In 1988, the co-sponsorship of the Programme began: the UNDP, UNFPA, World Bank and the WHO were co-sponsors of the "UNDP/UNFPA/WHO/World Bank Special Programme of Research, Development and Research Training in Human Reproduction", commonly referred to as "the HRP". This had to objective to obtain consequent and stable funding for the Programme. The PCAC became the Policy and Coordination Committee (PCC), in charge of the administration, the approval of the budget, and the general orientation of the work of the Programme and included the co-sponsors as permanent members. A Standing Committee, composed of representatives of the co-sponsors meets thrice a year, monitors the Programme situation and formulates recommendations to the PCC. As the executive agency, the WHO nominates the director of the Programme and other non-elected members of the HRP after consulting the Standing Committee. The STAG had also now to report to the Standing Committee while the Review Group is replaced by the Research Project Review Panel which had similar attributions, but includes also the control of the financial aspect of the research projects.

Finally, in 1996, the Gender Advisory Panel was created in order to keep particular attention to issues linked to gender inequities, mutilations and violence based on sex and rights based on sexual practice and orientation. It became the Gender and Rights Advisory Panel in 2007.

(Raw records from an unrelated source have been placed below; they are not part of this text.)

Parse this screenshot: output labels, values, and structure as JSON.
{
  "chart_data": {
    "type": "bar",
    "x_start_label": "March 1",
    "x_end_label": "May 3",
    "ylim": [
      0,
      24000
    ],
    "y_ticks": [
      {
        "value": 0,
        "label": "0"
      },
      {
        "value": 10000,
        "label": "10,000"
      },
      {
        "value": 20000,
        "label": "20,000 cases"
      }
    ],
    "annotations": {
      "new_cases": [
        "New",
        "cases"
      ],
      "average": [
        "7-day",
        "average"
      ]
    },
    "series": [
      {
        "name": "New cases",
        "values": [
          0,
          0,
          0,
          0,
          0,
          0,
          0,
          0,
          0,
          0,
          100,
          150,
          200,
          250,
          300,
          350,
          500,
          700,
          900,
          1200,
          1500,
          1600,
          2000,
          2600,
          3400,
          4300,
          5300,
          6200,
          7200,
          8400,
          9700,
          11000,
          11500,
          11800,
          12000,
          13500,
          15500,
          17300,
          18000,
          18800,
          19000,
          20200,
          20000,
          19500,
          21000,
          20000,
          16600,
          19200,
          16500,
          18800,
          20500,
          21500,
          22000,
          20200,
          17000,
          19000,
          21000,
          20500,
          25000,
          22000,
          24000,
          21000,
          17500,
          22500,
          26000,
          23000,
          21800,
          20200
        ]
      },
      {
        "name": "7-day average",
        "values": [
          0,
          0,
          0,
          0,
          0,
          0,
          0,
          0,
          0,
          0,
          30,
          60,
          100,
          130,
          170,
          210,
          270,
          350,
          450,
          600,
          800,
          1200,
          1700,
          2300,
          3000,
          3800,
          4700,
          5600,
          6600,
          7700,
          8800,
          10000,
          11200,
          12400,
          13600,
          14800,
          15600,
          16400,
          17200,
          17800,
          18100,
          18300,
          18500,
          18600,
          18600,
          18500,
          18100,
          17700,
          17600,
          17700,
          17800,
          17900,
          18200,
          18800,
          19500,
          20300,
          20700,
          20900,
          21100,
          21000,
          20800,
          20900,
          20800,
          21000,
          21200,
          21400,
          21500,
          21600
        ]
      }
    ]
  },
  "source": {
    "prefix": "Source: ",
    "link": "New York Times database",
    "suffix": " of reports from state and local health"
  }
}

The HRP was still part of the Human Reproduction Unit, but other WHO organs were working on demography-linked subjects. Thus, in 1998, to avoid duplicate efforts, the Unit merged with the Reproductive Health Division into the Department of Reproductive Health and Research (RHR). The RHR was composed of the HRP, which was focused on research and training but without operational activities and the Programme Development in Reproductive Health (PDRH), which was tasked to translate the HRP's work into policies and operational actions. The STAG extended its attribution to also supervise the PDRH. Ultimately, following a global reform of the WHO structure in 2019, the RHR was placed under the responsibility of the UHC/Life Course Division and became the Department of Sexual and Reproductive Health and Research (SRH).

In 2012, UNICEF joined the co-sponsors.